Because they are more savvy storytellers now than they used to be, they talked me into one concession on the “everybody’s already friends” rule: Kid 2 and Kid 3 are buddies, having fought together as gladiators for a while, and then Kid 1 would come in as an outsider who would learn to work with them. So far it’s working out pretty well, though Kid 2 (the car-thrower, now 14) was a little disappointed to learn that I was actually planning a story full of people to talk to, instead of just a pure PUBG-style “kill everyone on sight.” It was a rough transition, but it only took a couple of funny NPCs to convince him that talking to these people can be worth the trouble.

Rifts being what it is, the characters are bizarre: Kid 3 is a fairly typical fantasy elf, like a female Legolas, but she relishes her role as the long-range sniper and is usually more than happy to perch in a tree or on a roof and wait for Kid 2 to signal her to put an arrow in something. Kid 2 is still mostly a powergamer, obsessed with being super good at everything, though this time I was able to convince him that it would be more interesting to be an investigator than a heavy combat monster, so he’s a cybernetic cat-man who’s half Indiana Jones and half Bruce Wayne (so, obviously, still uber-competent, but at least he’s starting to find non-violent solutions to problems). Kid 3 is a Mystic, which is a Rifts character with minor psychic and magic powers; because I am weird, I convinced her that all of her magic powers should be based around hair, so for example her Bolt power is just a lock of hair that stretches out and punches somebody int he face, and her Blind power just covers somebody’s eyes with hair.

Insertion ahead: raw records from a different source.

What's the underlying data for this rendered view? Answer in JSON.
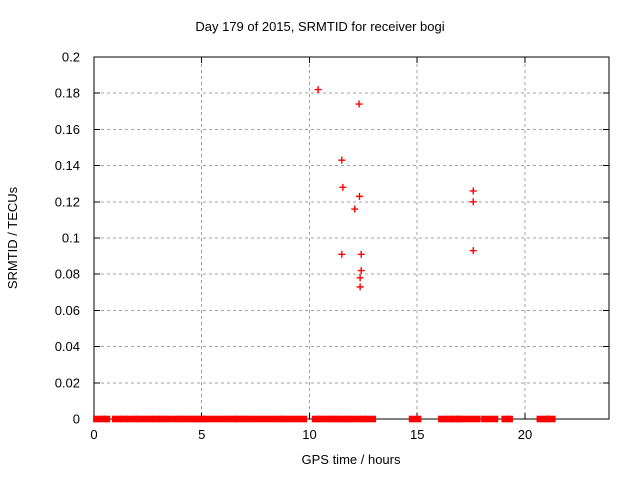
{
  "page": {
    "background": "#ffffff"
  },
  "chart_data": {
    "type": "scatter",
    "title": "Day 179 of 2015, SRMTID for receiver bogi",
    "xlabel": "GPS time / hours",
    "ylabel": "SRMTID / TECUs",
    "xlim": [
      0,
      23.9
    ],
    "ylim": [
      0,
      0.2
    ],
    "grid": true,
    "legend_position": "none",
    "marker": "plus",
    "marker_color": "#ff0000",
    "grid_color": "#a0a0a0",
    "axis_color": "#000000",
    "x_ticks": [
      {
        "v": 0,
        "label": "0"
      },
      {
        "v": 5,
        "label": "5"
      },
      {
        "v": 10,
        "label": "10"
      },
      {
        "v": 15,
        "label": "15"
      },
      {
        "v": 20,
        "label": "20"
      }
    ],
    "y_ticks": [
      {
        "v": 0,
        "label": "0"
      },
      {
        "v": 0.02,
        "label": "0.02"
      },
      {
        "v": 0.04,
        "label": "0.04"
      },
      {
        "v": 0.06,
        "label": "0.06"
      },
      {
        "v": 0.08,
        "label": "0.08"
      },
      {
        "v": 0.1,
        "label": "0.1"
      },
      {
        "v": 0.12,
        "label": "0.12"
      },
      {
        "v": 0.14,
        "label": "0.14"
      },
      {
        "v": 0.16,
        "label": "0.16"
      },
      {
        "v": 0.18,
        "label": "0.18"
      },
      {
        "v": 0.2,
        "label": "0.2"
      }
    ],
    "points": [
      [
        10.4,
        0.182
      ],
      [
        11.5,
        0.143
      ],
      [
        11.55,
        0.128
      ],
      [
        11.5,
        0.091
      ],
      [
        12.1,
        0.116
      ],
      [
        12.3,
        0.174
      ],
      [
        12.32,
        0.123
      ],
      [
        12.4,
        0.091
      ],
      [
        12.4,
        0.082
      ],
      [
        12.35,
        0.078
      ],
      [
        12.35,
        0.073
      ],
      [
        17.6,
        0.126
      ],
      [
        17.6,
        0.12
      ],
      [
        17.6,
        0.093
      ]
    ],
    "baseline_y": 0,
    "baseline_segments": [
      [
        0.05,
        0.45
      ],
      [
        0.52,
        0.66
      ],
      [
        0.93,
        1.2
      ],
      [
        1.3,
        1.46
      ],
      [
        1.58,
        1.95
      ],
      [
        2.0,
        2.43
      ],
      [
        2.55,
        2.7
      ],
      [
        2.8,
        2.95
      ],
      [
        3.04,
        3.13
      ],
      [
        3.24,
        3.33
      ],
      [
        3.47,
        3.56
      ],
      [
        3.74,
        3.83
      ],
      [
        3.96,
        4.04
      ],
      [
        4.16,
        4.38
      ],
      [
        4.5,
        4.65
      ],
      [
        4.74,
        5.07
      ],
      [
        5.16,
        6.54
      ],
      [
        6.6,
        7.0
      ],
      [
        7.12,
        8.12
      ],
      [
        8.28,
        8.68
      ],
      [
        8.77,
        9.06
      ],
      [
        9.2,
        9.57
      ],
      [
        9.71,
        9.8
      ],
      [
        10.2,
        10.38
      ],
      [
        10.49,
        10.84
      ],
      [
        10.93,
        11.03
      ],
      [
        11.1,
        11.2
      ],
      [
        11.3,
        11.8
      ],
      [
        11.88,
        12.31
      ],
      [
        12.42,
        12.54
      ],
      [
        12.68,
        13.0
      ],
      [
        14.7,
        15.1
      ],
      [
        16.06,
        16.34
      ],
      [
        16.45,
        16.57
      ],
      [
        16.67,
        16.77
      ],
      [
        16.9,
        16.94
      ],
      [
        17.0,
        17.85
      ],
      [
        18.06,
        18.27
      ],
      [
        18.45,
        18.67
      ],
      [
        19.0,
        19.17
      ],
      [
        19.25,
        19.35
      ],
      [
        20.63,
        21.03
      ],
      [
        21.08,
        21.33
      ]
    ]
  }
}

So far, all they’ve done is meet each other, land on the island, and explore a couple of buildings. They’ve faced a couple of enemies, and made a couple of friends, and they’ve received a secret message from one of the people who captured them who may or may not be trying to help them. They don’t yet know why they’re here or how to escape, but they’re having fun and they’re actually playing as characters, and it’s a blast. Kid 1, who has an active social life, only wanted to play every second or third week because she didn’t want to be stuck at home every Sunday night, but so far we’ve played every week because they love it so much.

Roleplaying is one of my favorite things, and if you want to make me happy, “Hey dad, please GM a game for us” is one of the easiest ways to do it. I’ll post updates as the campaign continues, and we’ll see what shenanigans they get up to.